Leveraging AI for Inventory Optimization in a Diversified Company

The Challenge 

Our client belongs to a large enterprise that deals in the sales and services of sports commodities. The client faced persistent inventory management issues due to the seasonality of certain products. For instance, cricket equipment demand dropped during rainy seasons, making year-round stocking inefficient and costly. The absence of a centralized, data-driven system led to overstocking, understocking, and overall inefficiencies in store operations. 

 The Solution 

Centralized Data Warehousing 

The client was using multiple disparate platforms to manage day-to-day operations—ranging from inventory and invoicing systems to CRM tools. Data existed in various formats such as CSV files, relational databases, and Microsoft Dataverse. To bring structure and consistency, a data warehouse was built to consolidate and store all operational data. 

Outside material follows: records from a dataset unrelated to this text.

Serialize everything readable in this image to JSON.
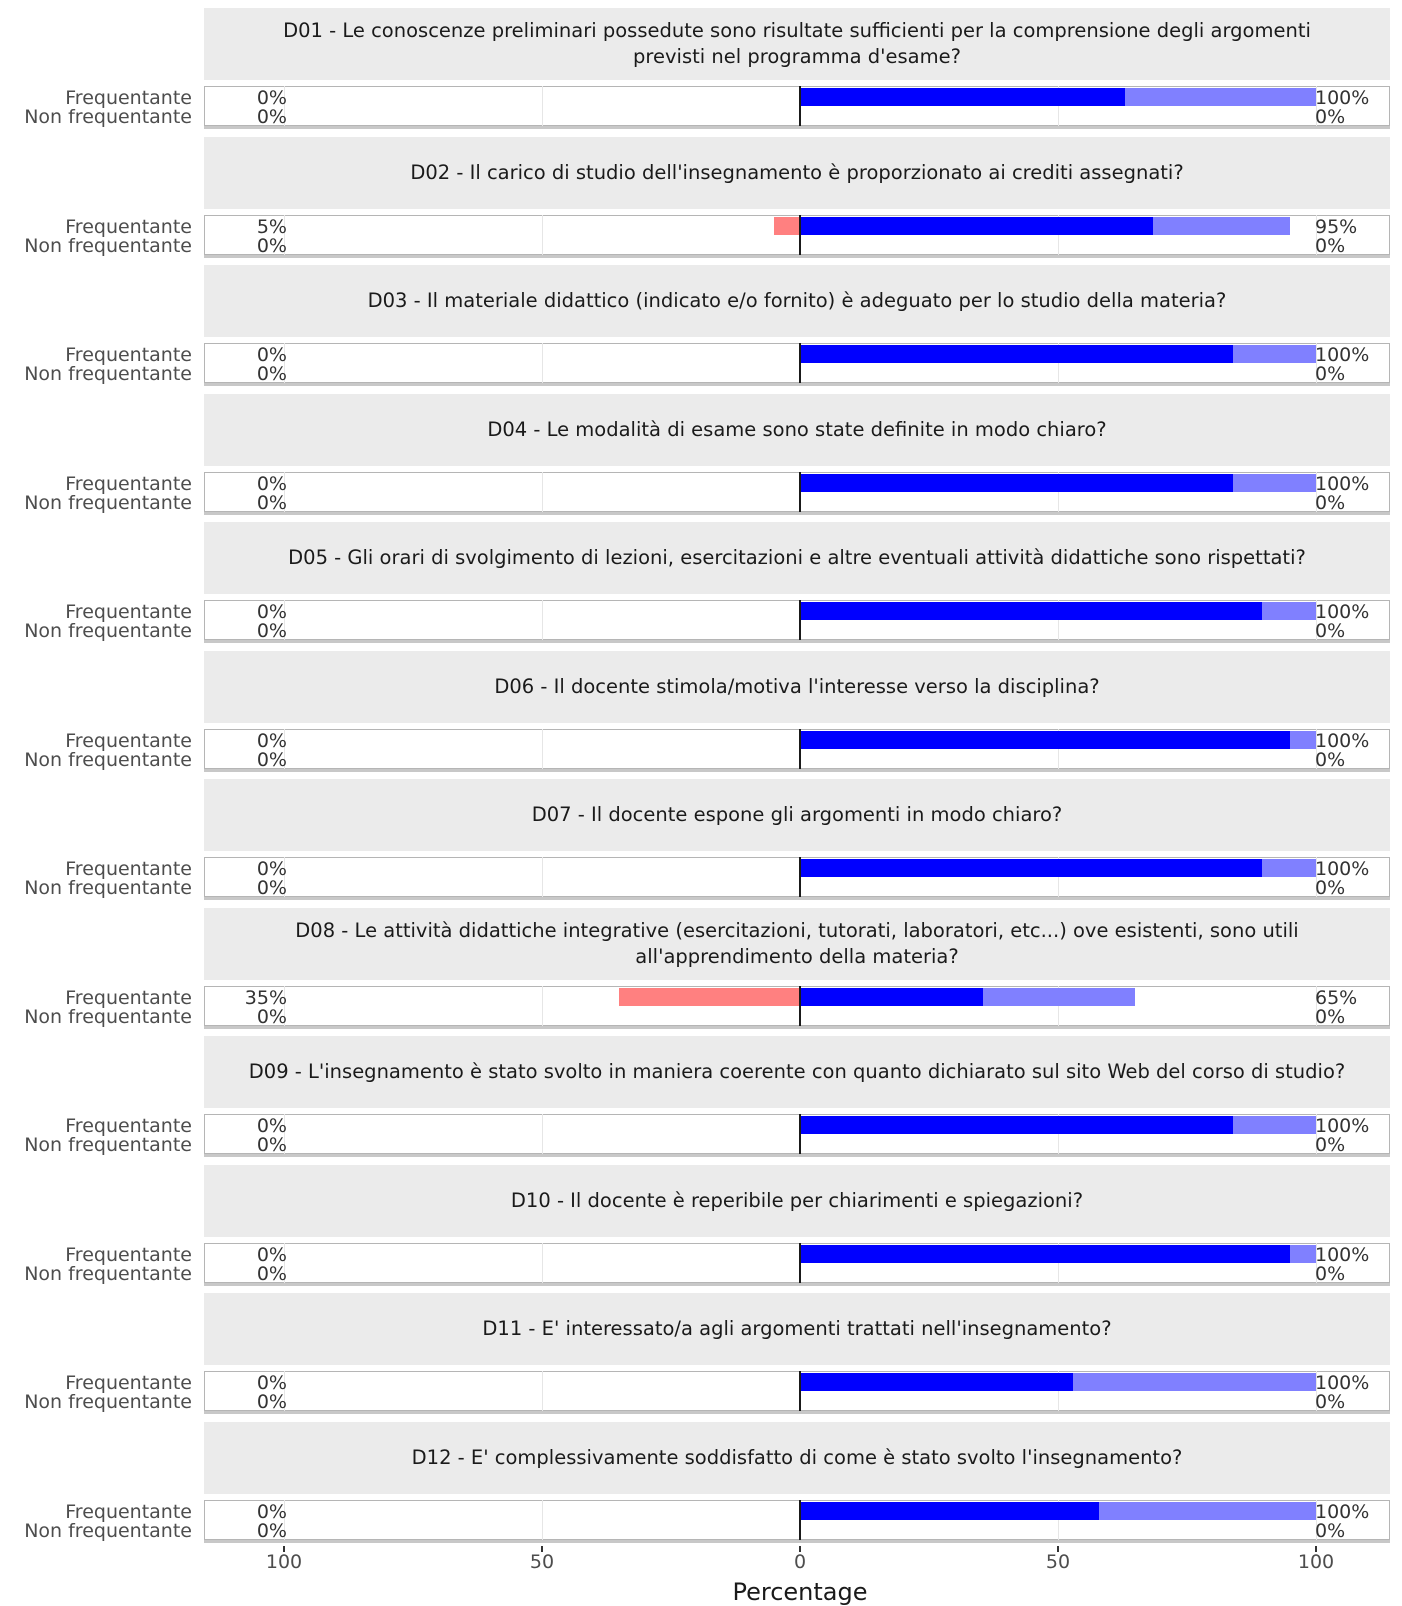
{
  "chart_data": {
    "type": "bar",
    "orientation": "horizontal-diverging",
    "xlabel": "Percentage",
    "xlim": [
      -100,
      100
    ],
    "xticks": [
      {
        "value": -100,
        "label": "100"
      },
      {
        "value": -50,
        "label": "50"
      },
      {
        "value": 0,
        "label": "0"
      },
      {
        "value": 50,
        "label": "50"
      },
      {
        "value": 100,
        "label": "100"
      }
    ],
    "row_labels": [
      "Frequentante",
      "Non frequentante"
    ],
    "colors": {
      "decisamente_si": "#0000ff",
      "piu_si_che_no": "#8080ff",
      "piu_no_che_si": "#ff8080",
      "decisamente_no": "#ff0000"
    },
    "questions": [
      {
        "title": "D01 - Le conoscenze preliminari possedute sono risultate sufficienti per la comprensione degli argomenti previsti nel programma d'esame?",
        "frequentante": {
          "neg_label": "0%",
          "pos_label": "100%",
          "decisamente_si": 63,
          "piu_si_che_no": 37,
          "piu_no_che_si": 0,
          "decisamente_no": 0
        },
        "non_frequentante": {
          "neg_label": "0%",
          "pos_label": "0%"
        }
      },
      {
        "title": "D02 - Il carico di studio dell'insegnamento è proporzionato ai crediti assegnati?",
        "frequentante": {
          "neg_label": "5%",
          "pos_label": "95%",
          "decisamente_si": 68.5,
          "piu_si_che_no": 26.5,
          "piu_no_che_si": 5,
          "decisamente_no": 0
        },
        "non_frequentante": {
          "neg_label": "0%",
          "pos_label": "0%"
        }
      },
      {
        "title": "D03 - Il materiale didattico (indicato e/o fornito) è adeguato per lo studio della materia?",
        "frequentante": {
          "neg_label": "0%",
          "pos_label": "100%",
          "decisamente_si": 84,
          "piu_si_che_no": 16,
          "piu_no_che_si": 0,
          "decisamente_no": 0
        },
        "non_frequentante": {
          "neg_label": "0%",
          "pos_label": "0%"
        }
      },
      {
        "title": "D04 - Le modalità di esame sono state definite in modo chiaro?",
        "frequentante": {
          "neg_label": "0%",
          "pos_label": "100%",
          "decisamente_si": 84,
          "piu_si_che_no": 16,
          "piu_no_che_si": 0,
          "decisamente_no": 0
        },
        "non_frequentante": {
          "neg_label": "0%",
          "pos_label": "0%"
        }
      },
      {
        "title": "D05 - Gli orari di svolgimento di lezioni, esercitazioni e altre eventuali attività didattiche sono rispettati?",
        "frequentante": {
          "neg_label": "0%",
          "pos_label": "100%",
          "decisamente_si": 89.5,
          "piu_si_che_no": 10.5,
          "piu_no_che_si": 0,
          "decisamente_no": 0
        },
        "non_frequentante": {
          "neg_label": "0%",
          "pos_label": "0%"
        }
      },
      {
        "title": "D06 - Il docente stimola/motiva l'interesse verso la disciplina?",
        "frequentante": {
          "neg_label": "0%",
          "pos_label": "100%",
          "decisamente_si": 95,
          "piu_si_che_no": 5,
          "piu_no_che_si": 0,
          "decisamente_no": 0
        },
        "non_frequentante": {
          "neg_label": "0%",
          "pos_label": "0%"
        }
      },
      {
        "title": "D07 - Il docente espone gli argomenti in modo chiaro?",
        "frequentante": {
          "neg_label": "0%",
          "pos_label": "100%",
          "decisamente_si": 89.5,
          "piu_si_che_no": 10.5,
          "piu_no_che_si": 0,
          "decisamente_no": 0
        },
        "non_frequentante": {
          "neg_label": "0%",
          "pos_label": "0%"
        }
      },
      {
        "title": "D08 - Le attività didattiche integrative (esercitazioni, tutorati, laboratori, etc...) ove esistenti, sono utili all'apprendimento della materia?",
        "frequentante": {
          "neg_label": "35%",
          "pos_label": "65%",
          "decisamente_si": 35.5,
          "piu_si_che_no": 29.5,
          "piu_no_che_si": 35,
          "decisamente_no": 0
        },
        "non_frequentante": {
          "neg_label": "0%",
          "pos_label": "0%"
        }
      },
      {
        "title": "D09 - L'insegnamento è stato svolto in maniera coerente con quanto dichiarato sul sito Web del corso di studio?",
        "frequentante": {
          "neg_label": "0%",
          "pos_label": "100%",
          "decisamente_si": 84,
          "piu_si_che_no": 16,
          "piu_no_che_si": 0,
          "decisamente_no": 0
        },
        "non_frequentante": {
          "neg_label": "0%",
          "pos_label": "0%"
        }
      },
      {
        "title": "D10 - Il docente è reperibile per chiarimenti e spiegazioni?",
        "frequentante": {
          "neg_label": "0%",
          "pos_label": "100%",
          "decisamente_si": 95,
          "piu_si_che_no": 5,
          "piu_no_che_si": 0,
          "decisamente_no": 0
        },
        "non_frequentante": {
          "neg_label": "0%",
          "pos_label": "0%"
        }
      },
      {
        "title": "D11 - E' interessato/a agli argomenti trattati nell'insegnamento?",
        "frequentante": {
          "neg_label": "0%",
          "pos_label": "100%",
          "decisamente_si": 53,
          "piu_si_che_no": 47,
          "piu_no_che_si": 0,
          "decisamente_no": 0
        },
        "non_frequentante": {
          "neg_label": "0%",
          "pos_label": "0%"
        }
      },
      {
        "title": "D12 - E' complessivamente soddisfatto di come è stato svolto l'insegnamento?",
        "frequentante": {
          "neg_label": "0%",
          "pos_label": "100%",
          "decisamente_si": 58,
          "piu_si_che_no": 42,
          "piu_no_che_si": 0,
          "decisamente_no": 0
        },
        "non_frequentante": {
          "neg_label": "0%",
          "pos_label": "0%"
        }
      }
    ]
  }
}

Additionally, historical weather data was integrated via APIs to understand seasonal patterns across regions—critical to optimizing stock levels of weather-sensitive sports gear. 

Data Modelling and Machine Learning 

Once the data was centralized, it was cleaned, structured, and modelled to serve as input for predictive analytics. A machine learning model was trained to forecast inventory needs based on product category, seasonal trends, historical sales, and regional weather patterns. 

Azure Machine Learning (Azure ML) was used as the platform for training, tuning, and deploying the model, ensuring scalability and integration within the existing Microsoft ecosystem. 

Visualization Through Power BI 

To make insights accessible to business users, a Power BI dashboard was created. It allowed stakeholders to: 

  • Monitor inventory levels in real time
  • Predict future demand
  • Visualize seasonal product trends
  • Align procurement and stocking strategies accordingly 

Results & Impact 

  • Operational Integration: Unified data from multiple sources into a cohesive ecosystem. 
  • Data-Driven Decisions: Enabled informed decisions based on predictive models and weather insights. 
  • Improved Stock Efficiency: Reduced overstocking and understocking of seasonal items.
  • Enhanced Visibility: Business users gained actionable insights through user-friendly dashboards.